What is the consequence of product recalls?
A product recall sends shivers down the spine of any production manager. Product recalls are incredibly expensive and can significantly harm customer relationships.
Application Example 3:
Although human inspection may appear to detect mis-seated O-rings at a hydraulic valve maker, even a minor seating mistake can cause major issues for the final customer. The 3D solution properly installed can identify minute O-ring insertion mistakes, assure spec seating, and eliminate failed valves. In this process, using machine vision for a final quality check ensures that only products that are perfectly aligning to specifications make it to shipment, while poor products are rejected or reworked. This information can also be used to measure critical metrics about how well operations are running.

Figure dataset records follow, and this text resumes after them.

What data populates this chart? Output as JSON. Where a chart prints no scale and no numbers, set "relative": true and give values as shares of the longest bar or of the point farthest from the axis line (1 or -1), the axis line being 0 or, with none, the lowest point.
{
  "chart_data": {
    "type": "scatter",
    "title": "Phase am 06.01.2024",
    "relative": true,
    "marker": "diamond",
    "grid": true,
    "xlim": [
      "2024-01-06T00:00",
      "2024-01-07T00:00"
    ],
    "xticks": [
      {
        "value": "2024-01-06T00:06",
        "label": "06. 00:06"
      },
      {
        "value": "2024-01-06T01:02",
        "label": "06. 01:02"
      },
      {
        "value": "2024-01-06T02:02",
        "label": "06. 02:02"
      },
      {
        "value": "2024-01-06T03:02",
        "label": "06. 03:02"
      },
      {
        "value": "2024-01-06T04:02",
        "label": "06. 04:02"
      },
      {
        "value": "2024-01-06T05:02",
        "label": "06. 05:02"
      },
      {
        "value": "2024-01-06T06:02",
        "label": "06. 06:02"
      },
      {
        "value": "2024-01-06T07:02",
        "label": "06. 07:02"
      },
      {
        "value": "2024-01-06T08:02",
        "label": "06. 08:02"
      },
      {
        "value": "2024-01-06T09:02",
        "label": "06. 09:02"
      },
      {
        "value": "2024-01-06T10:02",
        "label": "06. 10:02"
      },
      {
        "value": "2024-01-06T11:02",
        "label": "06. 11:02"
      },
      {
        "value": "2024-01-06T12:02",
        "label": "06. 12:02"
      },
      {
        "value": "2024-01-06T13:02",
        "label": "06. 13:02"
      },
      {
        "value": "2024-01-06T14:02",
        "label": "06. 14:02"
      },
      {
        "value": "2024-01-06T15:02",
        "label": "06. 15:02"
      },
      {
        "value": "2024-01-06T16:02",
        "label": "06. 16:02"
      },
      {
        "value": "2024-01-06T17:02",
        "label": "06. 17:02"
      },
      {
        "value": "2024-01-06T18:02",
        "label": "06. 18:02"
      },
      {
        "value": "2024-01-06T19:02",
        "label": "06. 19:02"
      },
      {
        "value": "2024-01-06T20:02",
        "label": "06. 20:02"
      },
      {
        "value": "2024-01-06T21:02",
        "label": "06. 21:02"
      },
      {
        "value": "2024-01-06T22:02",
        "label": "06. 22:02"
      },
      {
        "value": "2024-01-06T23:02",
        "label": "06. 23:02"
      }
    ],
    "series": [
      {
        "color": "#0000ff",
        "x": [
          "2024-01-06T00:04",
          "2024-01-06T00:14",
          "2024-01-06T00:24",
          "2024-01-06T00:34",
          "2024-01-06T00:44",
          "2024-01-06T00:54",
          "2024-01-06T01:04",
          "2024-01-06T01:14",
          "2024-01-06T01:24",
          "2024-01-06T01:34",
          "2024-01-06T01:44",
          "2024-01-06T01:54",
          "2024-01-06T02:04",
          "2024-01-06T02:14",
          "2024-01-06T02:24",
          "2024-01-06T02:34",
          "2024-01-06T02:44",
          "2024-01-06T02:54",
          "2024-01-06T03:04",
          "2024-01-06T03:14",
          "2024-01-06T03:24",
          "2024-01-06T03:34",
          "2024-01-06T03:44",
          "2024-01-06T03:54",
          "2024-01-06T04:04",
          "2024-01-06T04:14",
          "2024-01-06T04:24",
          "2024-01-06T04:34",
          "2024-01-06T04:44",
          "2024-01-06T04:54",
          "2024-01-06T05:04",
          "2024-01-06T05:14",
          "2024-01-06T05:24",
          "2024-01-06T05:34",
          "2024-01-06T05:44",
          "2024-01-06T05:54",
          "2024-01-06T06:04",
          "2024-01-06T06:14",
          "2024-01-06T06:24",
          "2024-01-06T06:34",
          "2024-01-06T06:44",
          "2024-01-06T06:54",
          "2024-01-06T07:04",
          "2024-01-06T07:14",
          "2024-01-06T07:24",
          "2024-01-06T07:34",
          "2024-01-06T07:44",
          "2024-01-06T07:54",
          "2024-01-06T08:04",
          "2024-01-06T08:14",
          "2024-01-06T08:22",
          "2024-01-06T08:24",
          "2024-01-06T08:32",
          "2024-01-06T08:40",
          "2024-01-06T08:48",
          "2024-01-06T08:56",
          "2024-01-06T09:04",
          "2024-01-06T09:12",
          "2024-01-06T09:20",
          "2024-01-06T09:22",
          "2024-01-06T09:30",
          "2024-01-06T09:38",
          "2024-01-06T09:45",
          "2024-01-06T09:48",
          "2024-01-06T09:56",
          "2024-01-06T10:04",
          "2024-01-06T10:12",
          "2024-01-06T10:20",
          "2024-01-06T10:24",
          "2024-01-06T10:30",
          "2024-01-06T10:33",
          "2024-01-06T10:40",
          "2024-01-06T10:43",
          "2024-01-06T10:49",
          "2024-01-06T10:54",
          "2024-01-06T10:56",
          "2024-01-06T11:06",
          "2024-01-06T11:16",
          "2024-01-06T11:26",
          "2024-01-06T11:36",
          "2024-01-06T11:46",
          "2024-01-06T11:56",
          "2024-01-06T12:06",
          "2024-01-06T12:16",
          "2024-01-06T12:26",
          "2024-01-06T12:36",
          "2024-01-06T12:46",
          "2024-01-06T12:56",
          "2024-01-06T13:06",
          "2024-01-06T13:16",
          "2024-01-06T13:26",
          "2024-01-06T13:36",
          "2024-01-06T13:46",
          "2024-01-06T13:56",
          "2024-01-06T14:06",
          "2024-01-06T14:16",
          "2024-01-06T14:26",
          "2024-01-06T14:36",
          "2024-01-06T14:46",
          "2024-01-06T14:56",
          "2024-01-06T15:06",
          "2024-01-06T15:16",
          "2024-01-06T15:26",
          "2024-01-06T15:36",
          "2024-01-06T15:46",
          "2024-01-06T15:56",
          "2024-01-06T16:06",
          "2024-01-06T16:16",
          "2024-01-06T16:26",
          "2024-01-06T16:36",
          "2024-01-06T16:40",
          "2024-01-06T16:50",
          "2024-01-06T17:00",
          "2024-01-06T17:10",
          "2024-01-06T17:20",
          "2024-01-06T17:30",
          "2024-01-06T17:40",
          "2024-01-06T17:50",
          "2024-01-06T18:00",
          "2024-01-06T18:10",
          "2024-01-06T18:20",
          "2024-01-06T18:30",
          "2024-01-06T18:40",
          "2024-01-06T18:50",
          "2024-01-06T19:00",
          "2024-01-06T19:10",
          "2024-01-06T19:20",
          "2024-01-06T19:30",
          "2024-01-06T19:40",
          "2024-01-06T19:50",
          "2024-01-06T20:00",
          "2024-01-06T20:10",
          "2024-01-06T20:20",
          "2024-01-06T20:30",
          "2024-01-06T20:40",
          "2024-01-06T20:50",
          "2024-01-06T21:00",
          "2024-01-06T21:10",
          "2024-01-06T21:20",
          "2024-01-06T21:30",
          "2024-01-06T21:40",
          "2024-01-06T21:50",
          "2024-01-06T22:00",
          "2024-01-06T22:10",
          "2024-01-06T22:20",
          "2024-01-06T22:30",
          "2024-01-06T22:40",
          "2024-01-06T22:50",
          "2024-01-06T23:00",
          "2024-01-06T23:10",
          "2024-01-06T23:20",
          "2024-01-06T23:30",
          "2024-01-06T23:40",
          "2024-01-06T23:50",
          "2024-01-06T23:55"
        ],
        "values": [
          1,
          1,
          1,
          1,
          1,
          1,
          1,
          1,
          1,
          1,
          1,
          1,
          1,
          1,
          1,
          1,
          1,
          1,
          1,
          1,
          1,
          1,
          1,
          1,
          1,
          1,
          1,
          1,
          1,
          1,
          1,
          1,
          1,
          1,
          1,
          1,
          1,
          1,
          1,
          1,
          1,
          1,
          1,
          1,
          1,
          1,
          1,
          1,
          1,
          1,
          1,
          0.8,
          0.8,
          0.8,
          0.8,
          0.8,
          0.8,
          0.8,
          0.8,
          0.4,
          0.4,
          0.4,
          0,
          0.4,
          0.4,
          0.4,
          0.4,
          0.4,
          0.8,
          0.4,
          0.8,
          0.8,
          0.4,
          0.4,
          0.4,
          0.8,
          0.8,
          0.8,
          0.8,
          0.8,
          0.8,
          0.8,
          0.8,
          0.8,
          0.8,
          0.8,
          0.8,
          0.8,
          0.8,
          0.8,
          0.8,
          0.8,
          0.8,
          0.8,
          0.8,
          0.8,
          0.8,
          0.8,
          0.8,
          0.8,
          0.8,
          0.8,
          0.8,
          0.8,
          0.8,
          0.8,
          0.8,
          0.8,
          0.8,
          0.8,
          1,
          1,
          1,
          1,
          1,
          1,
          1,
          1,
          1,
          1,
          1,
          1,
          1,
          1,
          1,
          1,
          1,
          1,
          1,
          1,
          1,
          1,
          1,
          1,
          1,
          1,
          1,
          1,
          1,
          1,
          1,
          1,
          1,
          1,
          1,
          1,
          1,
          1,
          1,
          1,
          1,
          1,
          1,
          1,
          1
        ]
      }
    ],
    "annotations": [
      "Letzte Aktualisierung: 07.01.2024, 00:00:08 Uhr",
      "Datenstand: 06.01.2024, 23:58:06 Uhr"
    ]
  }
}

The Downsides of Manual Sorting
Manual sorting stations can become an inefficient and costly affair thereby creating bottlenecks in the production process. If there are any faults in the sort, the expense of a human sorting station catapults, resulting in even more problems down the road.
Application Example 4:
A company that makes canned baked beans with bacon must ensure that each can has the appropriate amount of bacon. With the installation of robotic arms directed by a 3D vision camera, the CMM inspection enables users to see pieces of bacon on the line, map their sizes and assemble the correct combination of small-medium-large sizes into each can.

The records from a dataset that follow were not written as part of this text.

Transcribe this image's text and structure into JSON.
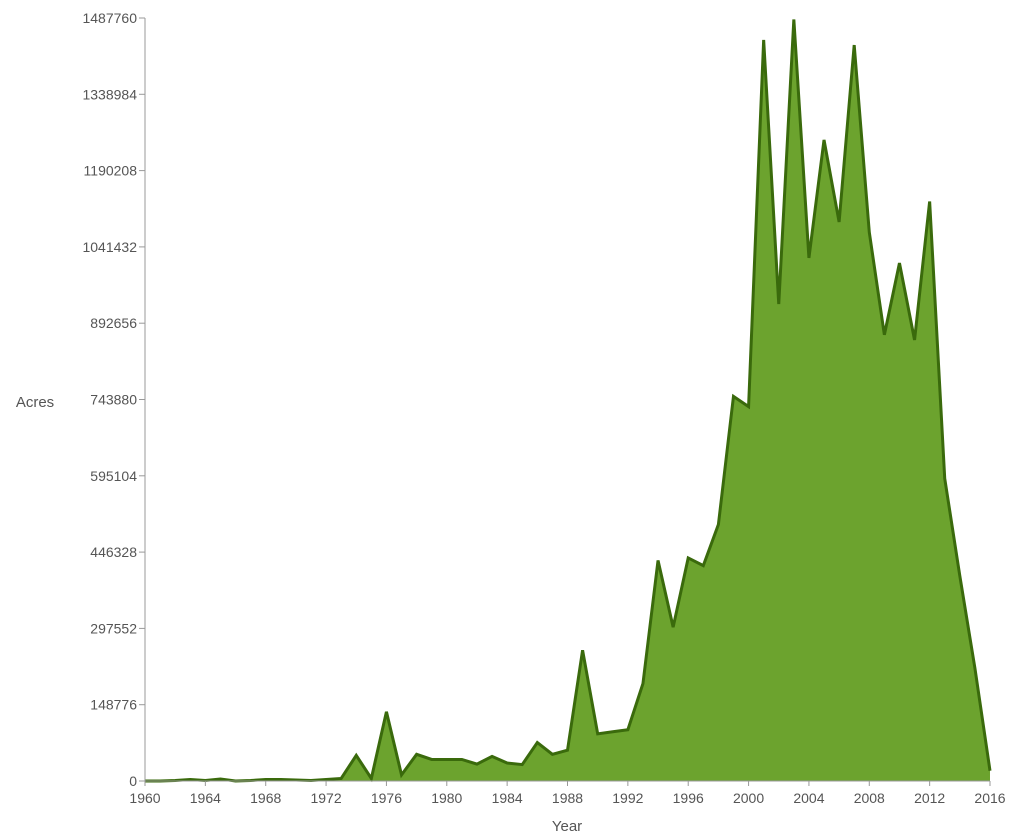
{
  "chart_data": {
    "type": "area",
    "title": "",
    "xlabel": "Year",
    "ylabel": "Acres",
    "xlim": [
      1960,
      2016
    ],
    "ylim": [
      0,
      1487760
    ],
    "x_ticks": [
      "1960",
      "1964",
      "1968",
      "1972",
      "1976",
      "1980",
      "1984",
      "1988",
      "1992",
      "1996",
      "2000",
      "2004",
      "2008",
      "2012",
      "2016"
    ],
    "y_ticks": [
      "0",
      "148776",
      "297552",
      "446328",
      "595104",
      "743880",
      "892656",
      "1041432",
      "1190208",
      "1338984",
      "1487760"
    ],
    "grid": false,
    "legend": "none",
    "colors": {
      "fill": "#6ca32e",
      "line": "#3a6a0c",
      "axis": "#999999",
      "text": "#555555"
    },
    "series": [
      {
        "x": [
          1960,
          1961,
          1962,
          1963,
          1964,
          1965,
          1966,
          1967,
          1968,
          1969,
          1970,
          1971,
          1972,
          1973,
          1974,
          1975,
          1976,
          1977,
          1978,
          1979,
          1980,
          1981,
          1982,
          1983,
          1984,
          1985,
          1986,
          1987,
          1988,
          1989,
          1990,
          1991,
          1992,
          1993,
          1994,
          1995,
          1996,
          1997,
          1998,
          1999,
          2000,
          2001,
          2002,
          2003,
          2004,
          2005,
          2006,
          2007,
          2008,
          2009,
          2010,
          2011,
          2012,
          2013,
          2014,
          2015,
          2016
        ],
        "values": [
          0,
          0,
          1000,
          3000,
          1000,
          4000,
          0,
          1000,
          3000,
          3000,
          2000,
          1000,
          3000,
          5000,
          50000,
          5000,
          135000,
          12000,
          52000,
          42000,
          42000,
          42000,
          33000,
          48000,
          35000,
          32000,
          75000,
          52000,
          60000,
          255000,
          92000,
          96000,
          100000,
          190000,
          430000,
          300000,
          435000,
          420000,
          500000,
          750000,
          730000,
          1445000,
          930000,
          1485000,
          1020000,
          1250000,
          1090000,
          1435000,
          1070000,
          870000,
          1010000,
          860000,
          1130000,
          590000,
          400000,
          220000,
          20000
        ]
      }
    ]
  }
}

Why do you rely on CMM inspections?
Objects for products can be evaluated for quality and measured using a Coordinate Measuring Machine (CMM). It is a device that uses a probe to detect discrete points on the surface of a physical object in order to draw accurate product assembly or sorting.
Application Example 5:
In order to execute inspections on every 1000th part, the precision machining center commits costly CMM and engineering time to keep the production line flying in the aerospace industry. However, despite the increased engineering lead time and production cost a large number of defective components were found leading to the discovery of machining defects and tools. 3D vision systems and 3D cameras create a well-structured 3D Vision inspection solution to get a more detailed description of the main characteristics of products. With the implementation of an in-line 3D vision technology, the surface inspection and critical feature measurements on each part coming down the line can be made possible eliminating the need for stoppages or resource reallocation.

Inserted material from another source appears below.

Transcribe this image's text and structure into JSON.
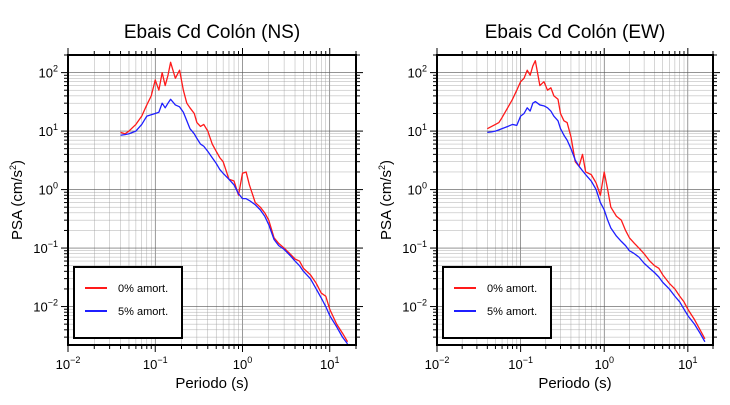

The use cases of potential machine vision applications are evident across a wide range of sectors. Configured on smart and adjustable stand-alone sensors, machine vision technology permits rapid creation and easy integration to versatile high-speed cameras that offer high-quality 3D and contrast images. The scalability of machine vision systems rightly fits with 3D solutions that can help in reducing waste, improving quality, eliminating overhead costs, and increasing ROI.